For the Maltese editorial Matthew Vella, a journalist for Malta Today, if the island still resists the extreme right, it is also because despite growing social inequalities, the Maltese economy "continues to grow thanks to the contribution of thousands of foreigners. "This may explain why the immigration concerns in Malta are offset by the awareness that this influx is beneficial to the financial well-being of the people." In 2018, only 14% of asylum requests Migrants to Malta have been rejected, but since the beginning of the year, the archipelago has been holding discussions with other European states to distribute new migrants.
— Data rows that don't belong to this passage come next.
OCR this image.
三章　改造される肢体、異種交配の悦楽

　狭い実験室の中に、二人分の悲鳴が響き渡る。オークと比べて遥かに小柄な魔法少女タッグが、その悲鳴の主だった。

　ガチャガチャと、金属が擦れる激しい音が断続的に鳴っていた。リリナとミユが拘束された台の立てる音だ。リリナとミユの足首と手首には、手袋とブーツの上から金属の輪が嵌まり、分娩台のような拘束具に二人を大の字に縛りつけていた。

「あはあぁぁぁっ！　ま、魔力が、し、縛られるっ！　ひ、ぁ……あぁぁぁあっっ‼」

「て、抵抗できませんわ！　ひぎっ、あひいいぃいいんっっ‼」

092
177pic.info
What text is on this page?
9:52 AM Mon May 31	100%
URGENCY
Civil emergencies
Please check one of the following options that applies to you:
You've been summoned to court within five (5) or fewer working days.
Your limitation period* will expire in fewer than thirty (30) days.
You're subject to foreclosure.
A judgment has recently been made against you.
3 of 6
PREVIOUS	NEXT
>> Read also: Migrants from the NGO Sea-Eye landed in Malta to be spread across Europe

In April, the ships of the German NGOs Sea Watch and Sea Eye landed more than 60 migrants each, who will be divided between Germany, France, Portugal and Luxembourg. In early July, another ship, the NGO Alan Kurdi of the NGO Sea Eye, also carrying about 60 migrants, docked in the port of Valletta.

Mohamed regrets that these new migrants do not have the chance to stay on the archipelago, where he found "his happiness". "I was going to Italy but Malta was lucky for me, they saved me from death and gave me work, I can only give thanks."